= Semantic decision table =

A semantic decision table uses modern ontology engineering technologies to enhance traditional a decision table. The term "semantic decision table" was coined by Yan Tang and Prof. Robert Meersman from VUB STARLab (Free University of Brussels) in 2006. A semantic decision table is a set of decision tables properly annotated with an ontology. It provides a means to capture and examine decision makers’ concepts, as well as a tool for refining their decision knowledge and facilitating knowledge sharing in a scalable manner.

==Background==
A decision table is defined as a "tabular method of showing the relationship between a series of conditions and the resultant actions to be executed". Following the de facto international standard (CSA, 1970), a decision table contains three building blocks: the conditions, the actions (or decisions), and the rules.

A decision condition is constructed with a condition stub and a condition entry. A condition stub is declared as a statement of a condition. A condition entry provides a value assigned to the condition stub. Similarly, an action (or decision) composes two elements: an action stub and an action entry. One states an action with an action stub. An action entry specifies whether (or in what order) the action is to be performed.

A decision table separates the data (that is the condition entries and decision/action entries) from the decision templates (that are the condition stubs, decision/action stubs, and the relations between them). Or rather, a decision table can be a tabular result of its meta-rules.

Traditional decision tables have many advantages compared to other decision support manners, such as if-then-else programming statements, decision trees and Bayesian networks.

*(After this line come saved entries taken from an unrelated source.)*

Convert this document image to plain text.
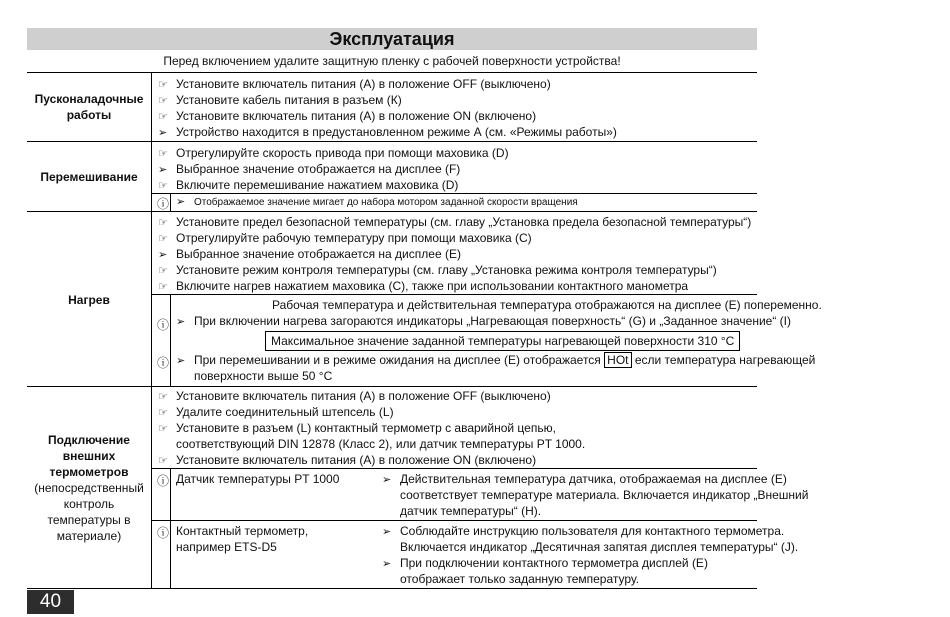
Эксплуатация
Перед включением удалите защитную пленку с рабочей поверхности устройства!
Пусконаладочные работы
☞ Установите включатель питания (А) в положение OFF (выключено)
☞ Установите кабель питания в разъем (К)
☞ Установите включатель питания (А) в положение ON (включено)
➢ Устройство находится в предустановленном режиме А (см. «Режимы работы»)
Перемешивание
☞ Отрегулируйте скорость привода при помощи маховика (D)
➢ Выбранное значение отображается на дисплее (F)
☞ Включите перемешивание нажатием маховика (D)
ⓘ ➢ Отображаемое значение мигает до набора мотором заданной скорости вращения
Нагрев
☞ Установите предел безопасной температуры (см. главу „Установка предела безопасной температуры“)
☞ Отрегулируйте рабочую температуру при помощи маховика (С)
➢ Выбранное значение отображается на дисплее (Е)
☞ Установите режим контроля температуры (см. главу „Установка режима контроля температуры“)
☞ Включите нагрев нажатием маховика (С), также при использовании контактного манометра
Рабочая температура и действительная температура отображаются на дисплее (Е) попеременно.
ⓘ ➢ При включении нагрева загораются индикаторы „Нагревающая поверхность“ (G) и „Заданное значение“ (I)
Максимальное значение заданной температуры нагревающей поверхности 310 °С
ⓘ ➢ При перемешивании и в режиме ожидания на дисплее (Е) отображается HOt если температура нагревающей
поверхности выше 50 °С
Подключение
внешних
термометров
(непосредственный
контроль
температуры в
материале)
☞ Установите включатель питания (А) в положение OFF (выключено)
☞ Удалите соединительный штепсель (L)
☞ Установите в разъем (L) контактный термометр с аварийной цепью,
соответствующий DIN 12878 (Класс 2), или датчик температуры PT 1000.
☞ Установите включатель питания (А) в положение ON (включено)
ⓘ Датчик температуры PT 1000	➢ Действительная температура датчика, отображаемая на дисплее (Е)
соответствует температуре материала. Включается индикатор „Внешний
датчик температуры“ (Н).
ⓘ Контактный термометр,
например ETS-D5
➢ Соблюдайте инструкцию пользователя для контактного термометра.
Включается индикатор „Десятичная запятая дисплея температуры“ (J).
➢ При подключении контактного термометра дисплей (Е)
отображает только заданную температуру.
40
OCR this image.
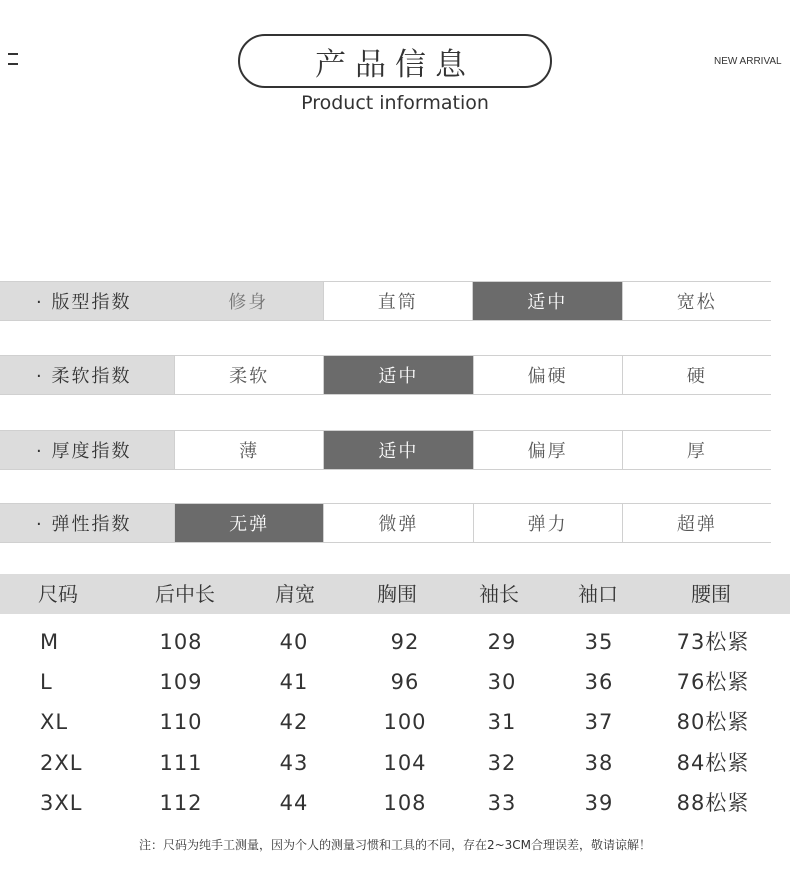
产品信息
Product information
NEW ARRIVAL
· 版型指数	修身	直筒	适中	宽松
· 柔软指数	柔软	适中	偏硬	硬
· 厚度指数	薄	适中	偏厚	厚
· 弹性指数	无弹	微弹	弹力	超弹
尺码	后中长	肩宽	胸围	袖长	袖口	腰围
M	108	40	92	29	35	73松紧
L	109	41	96	30	36	76松紧
XL	110	42	100	31	37	80松紧
2XL	111	43	104	32	38	84松紧
3XL	112	44	108	33	39	88松紧
注：尺码为纯手工测量，因为个人的测量习惯和工具的不同，存在2~3CM合理误差，敬请谅解！
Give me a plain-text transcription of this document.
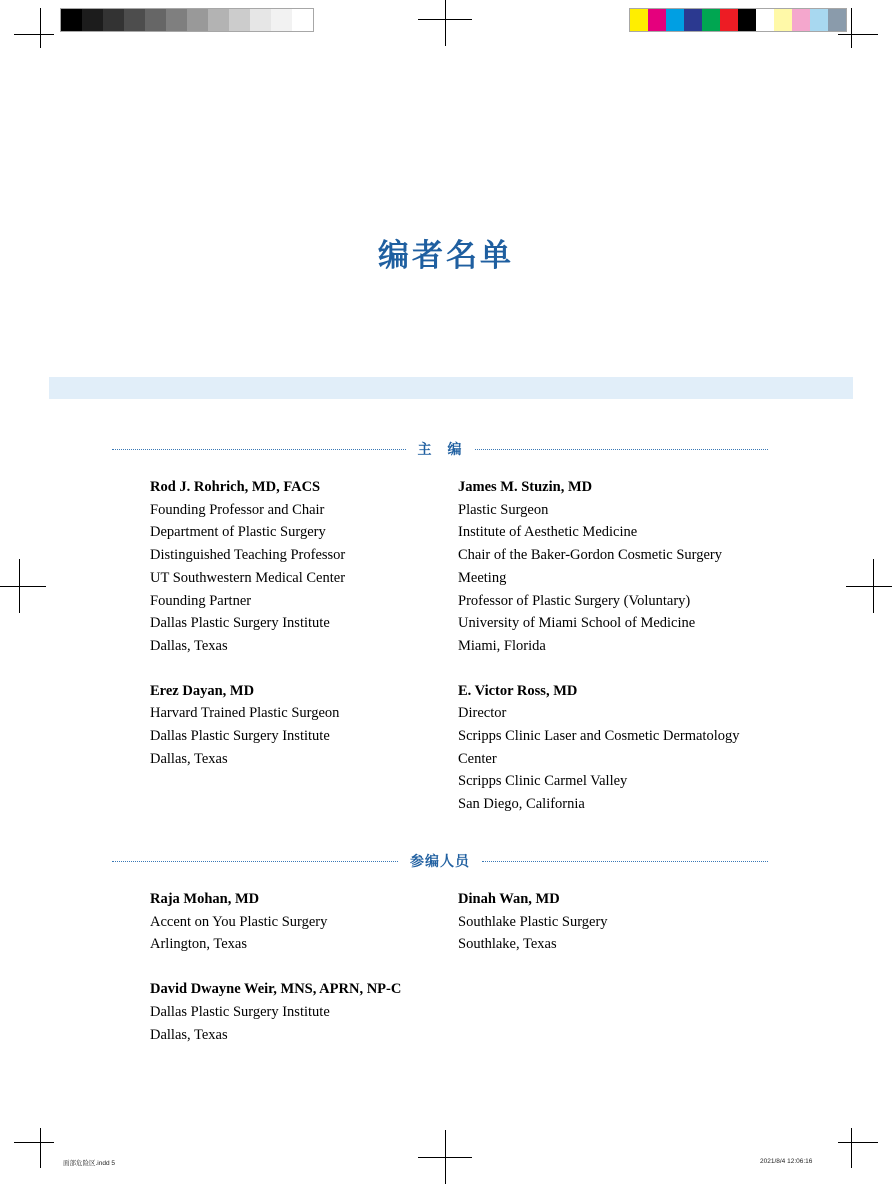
编者名单
主　编
Rod J. Rohrich, MD, FACS
Founding Professor and Chair
Department of Plastic Surgery
Distinguished Teaching Professor
UT Southwestern Medical Center
Founding Partner
Dallas Plastic Surgery Institute
Dallas, Texas
Erez Dayan, MD
Harvard Trained Plastic Surgeon
Dallas Plastic Surgery Institute
Dallas, Texas
James M. Stuzin, MD
Plastic Surgeon
Institute of Aesthetic Medicine
Chair of the Baker-Gordon Cosmetic Surgery
Meeting
Professor of Plastic Surgery (Voluntary)
University of Miami School of Medicine
Miami, Florida
E. Victor Ross, MD
Director
Scripps Clinic Laser and Cosmetic Dermatology
Center
Scripps Clinic Carmel Valley
San Diego, California
参编人员
Raja Mohan, MD
Accent on You Plastic Surgery
Arlington, Texas
David Dwayne Weir, MNS, APRN, NP-C
Dallas Plastic Surgery Institute
Dallas, Texas
Dinah Wan, MD
Southlake Plastic Surgery
Southlake, Texas
面部危险区.indd 5	2021/8/4 12:06:16
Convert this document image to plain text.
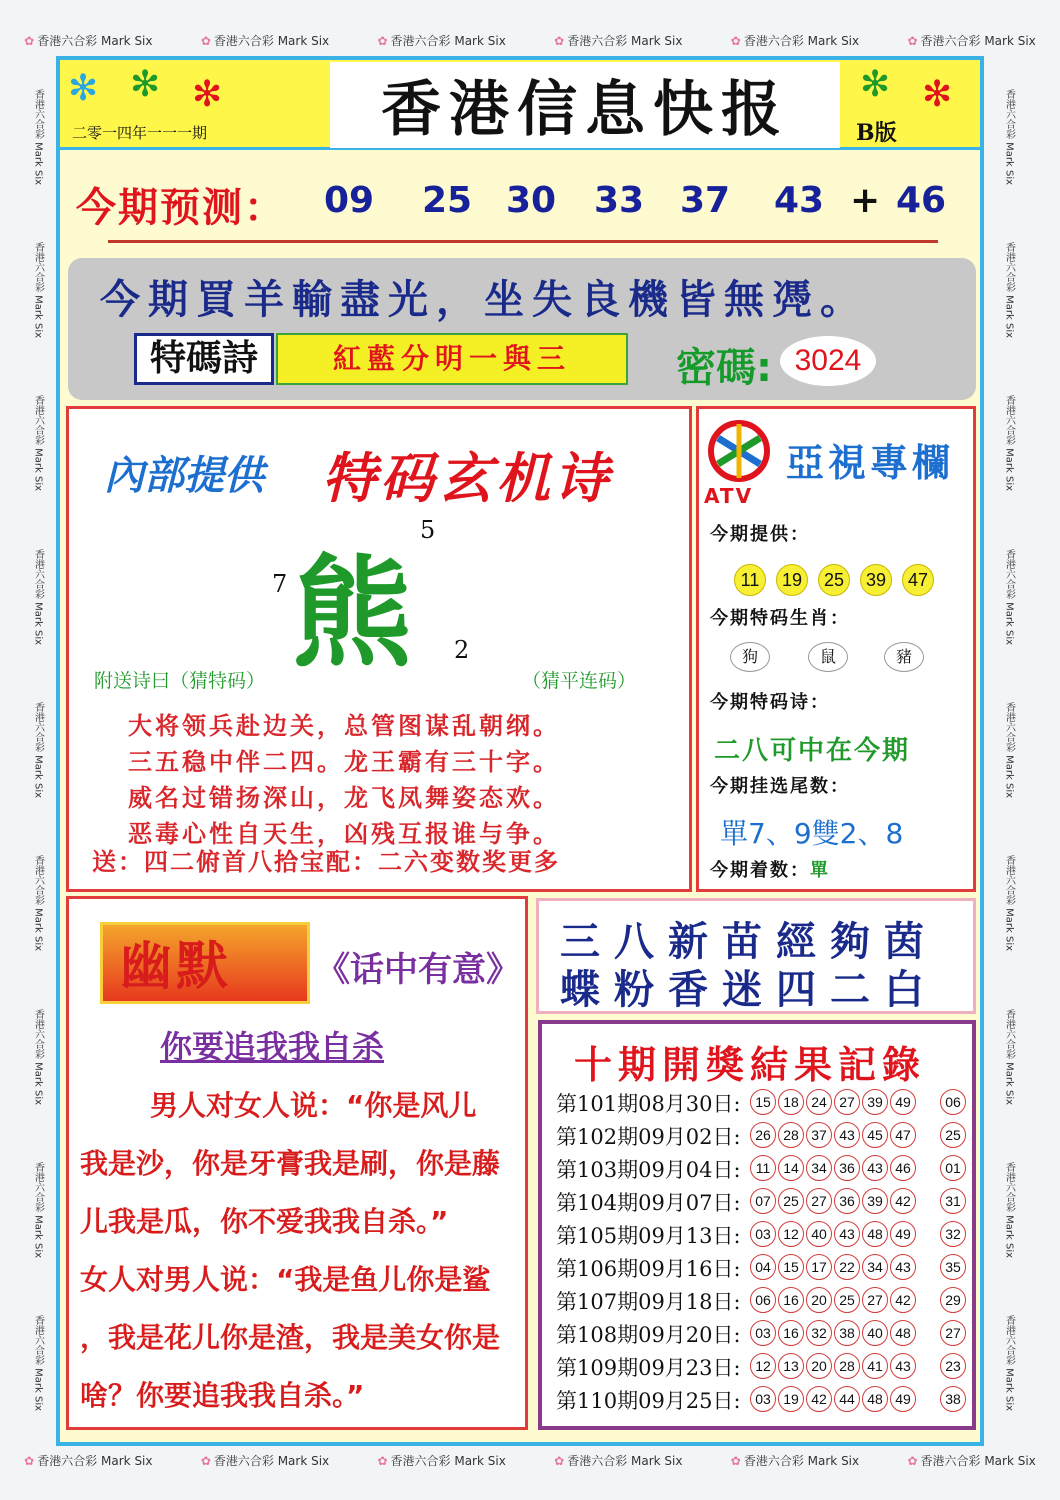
✿ 香港六合彩 Mark Six	✿ 香港六合彩 Mark Six	✿ 香港六合彩 Mark Six	✿ 香港六合彩 Mark Six	✿ 香港六合彩 Mark Six	✿ 香港六合彩 Mark Six
✿ 香港六合彩 Mark Six	✿ 香港六合彩 Mark Six	✿ 香港六合彩 Mark Six	✿ 香港六合彩 Mark Six	✿ 香港六合彩 Mark Six	✿ 香港六合彩 Mark Six
香港六合彩 Mark Six
香港六合彩 Mark Six
香港六合彩 Mark Six
香港六合彩 Mark Six
香港六合彩 Mark Six
香港六合彩 Mark Six
香港六合彩 Mark Six
香港六合彩 Mark Six
香港六合彩 Mark Six
香港六合彩 Mark Six
香港六合彩 Mark Six
香港六合彩 Mark Six
香港六合彩 Mark Six
香港六合彩 Mark Six
香港六合彩 Mark Six
香港六合彩 Mark Six
香港六合彩 Mark Six
香港六合彩 Mark Six
✻ ✻ ✻	✻ ✻
香港信息快报
二零一四年一一一期	B版
今期预测： ★ 09 ★ 25 ★ 30 ★ 33 ★ 37 ★ 43 + ★ 46
今期買羊輸盡光，坐失良機皆無凴。
特碼詩	紅藍分明一與三	密碼: 3024
內部提供 特码玄机诗
熊
5
7
2
附送诗曰（猜特码）	（猜平连码）
大将领兵赴边关，总管图谋乱朝纲。
三五稳中伴二四。龙王霸有三十字。
威名过错扬深山，龙飞凤舞姿态欢。
恶毒心性自天生，凶残互报谁与争。
送：四二俯首八拾宝配：二六变数奖更多
ATV
亞視專欄
今期提供：
11	19	25	39	47
今期特码生肖：
狗	鼠	豬
今期特码诗：
二八可中在今期
今期挂选尾数：
單7、9雙2、8
今期着数：單
幽默 《话中有意》
你要追我我自杀
男人对女人说：“你是风儿
我是沙，你是牙膏我是刷，你是藤
儿我是瓜，你不爱我我自杀。”
女人对男人说：“我是鱼儿你是鲨
，我是花儿你是渣，我是美女你是
啥？你要追我我自杀。”
三八新苗經夠茵
蝶粉香迷四二白
十期開獎結果記錄
第101期08月30日:	15 18 24 27 39 49	06
第102期09月02日:	26 28 37 43 45 47	25
第103期09月04日:	11 14 34 36 43 46	01
第104期09月07日:	07 25 27 36 39 42	31
第105期09月13日:	03 12 40 43 48 49	32
第106期09月16日:	04 15 17 22 34 43	35
第107期09月18日:	06 16 20 25 27 42	29
第108期09月20日:	03 16 32 38 40 48	27
第109期09月23日:	12 13 20 28 41 43	23
第110期09月25日:	03 19 42 44 48 49	38
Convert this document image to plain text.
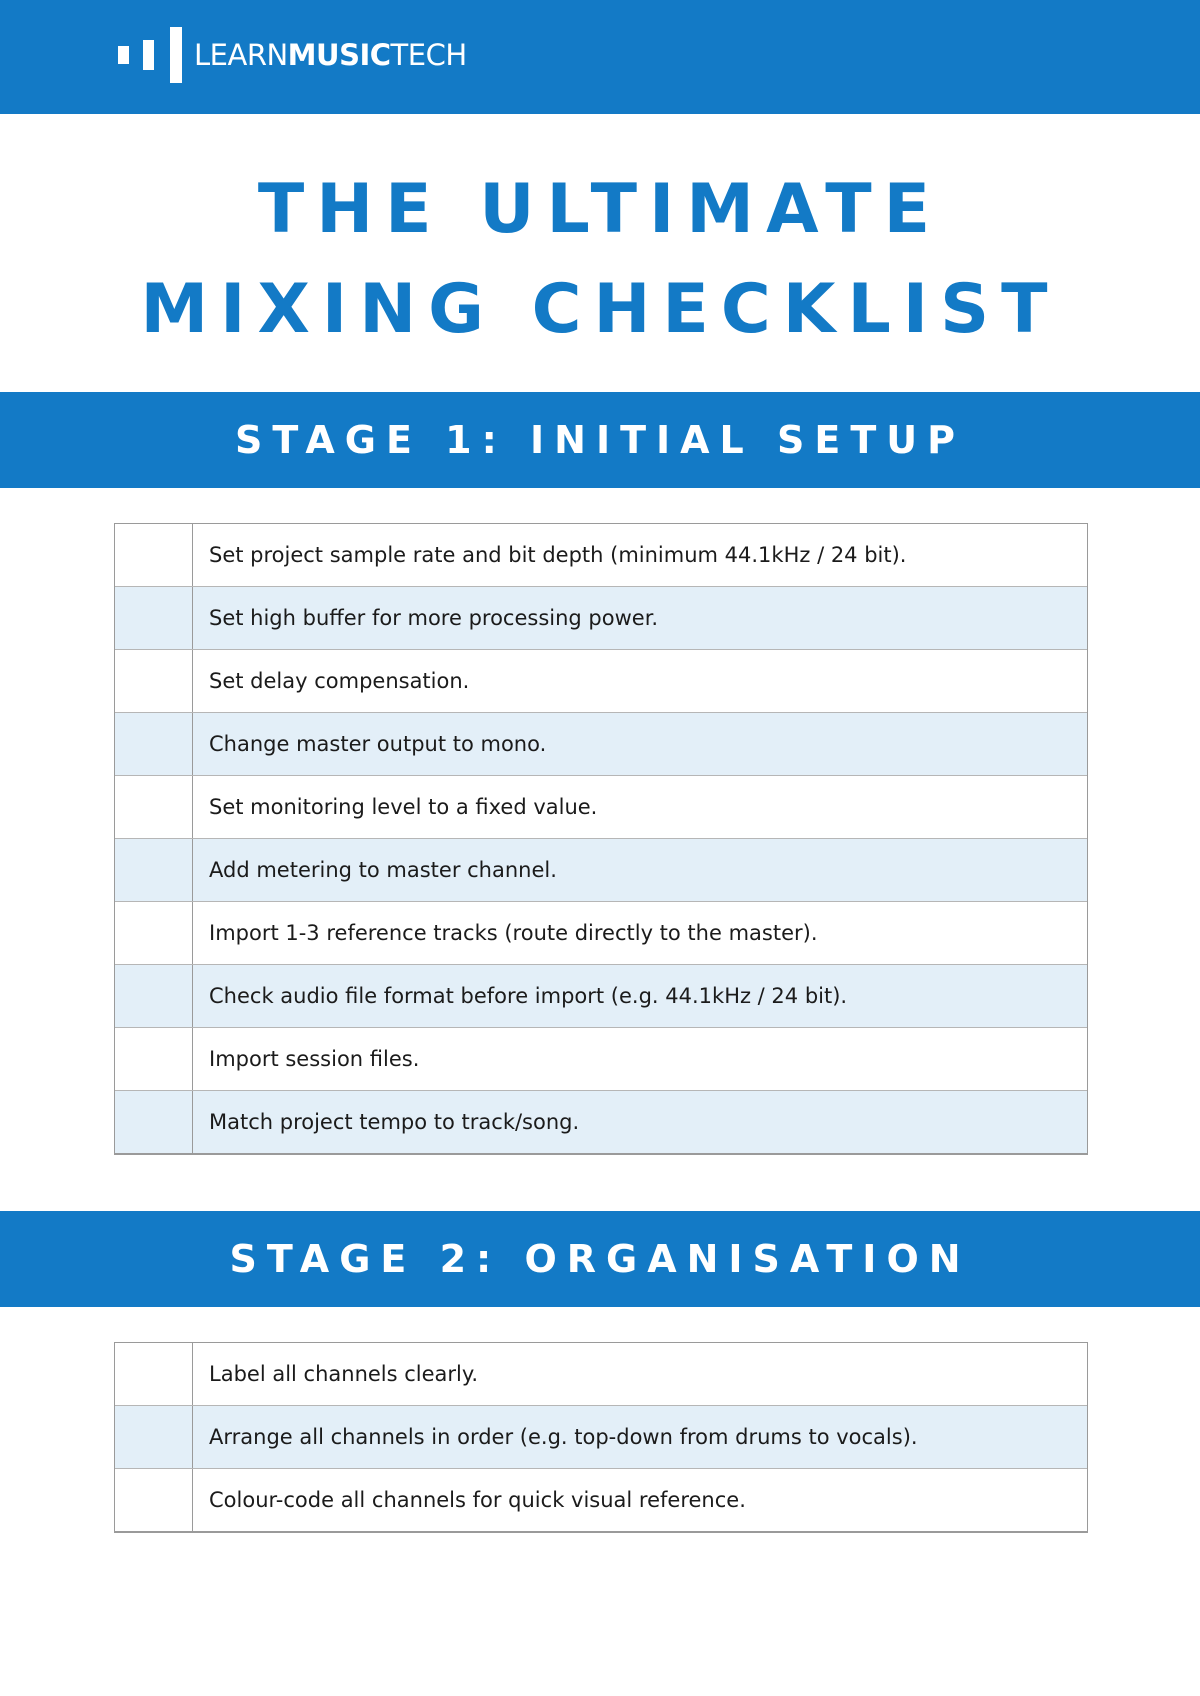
LEARNMUSICTECH
THE ULTIMATE
MIXING CHECKLIST
STAGE 1: INITIAL SETUP
Set project sample rate and bit depth (minimum 44.1kHz / 24 bit).
Set high buffer for more processing power.
Set delay compensation.
Change master output to mono.
Set monitoring level to a fixed value.
Add metering to master channel.
Import 1-3 reference tracks (route directly to the master).
Check audio file format before import (e.g. 44.1kHz / 24 bit).
Import session files.
Match project tempo to track/song.
STAGE 2: ORGANISATION
Label all channels clearly.
Arrange all channels in order (e.g. top-down from drums to vocals).
Colour-code all channels for quick visual reference.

A traditional decision table is compact and easily understandable. However, it still has several limitations. For instance, a decision table often faces the problems of conceptual ambiguity and conceptual duplication; and it is time consuming to create and maintain large decision tables. Semantic decision tables are an attempt to solve these problems.

== Definition ==
A semantic decision table is modeled based on the framework of Developing Ontology-Grounded Methods and Applications (DOGMA). The separation of an ontology into extremely simple linguistic structures (also known as lexons) and a layer of lexon constraints used by applications (also known as ontological commitments), aiming to achieve a degree of scalability.

According to the DOGMA framework, a semantic decision table consists of a layer of the decision binary fact types called semantic decision tables lexons and a semantic decision table commitment layer that consists of the constraints and axioms of these fact types.

A lexon l is a quintuple $<y,t_1,r_1,r_2,t_1>$ where $t_1$ and $t_2$ represent two concepts in a natural language (e.g., English); $r_1$ and $r_2$ (in, $r_1$ corresponds to "role and $r_2$ – refer to the relationships that the concepts share with respect to one another; $\gamma$ is a context identifier refers to a context, which serves to disambiguate the terms $t_1,t_2$ into the intended concepts, and in which they become meaningful.

For example, a lexon <γ, driver's license, is issued to, has, driver> explains a fact that “a driver’s license is issued to a driver”, and “a driver has a driver’s license”.

The ontological commitment layer formally defines selected rules and constraints by which an application (or "agent") may make use of lexons. A commitment can contain various constraints, rules and axiomatized binary facts based on needs. It can be modeled in different modeling tools, such as object-role modeling, conceptual graph, and Unified Modeling Language.

==Semantic decision table model==

A semantic decision table contains richer decision rules than a decision table. During the annotation process, the decision makers need to specify all the implicit rules, including the hidden decision rules and the meta-rules of a set of decision tables. The semantics of these rules is derived from an agreement between the decision makers observing the real-world decision problems. The process of capturing semantics within a community is a process of knowledge acquisition.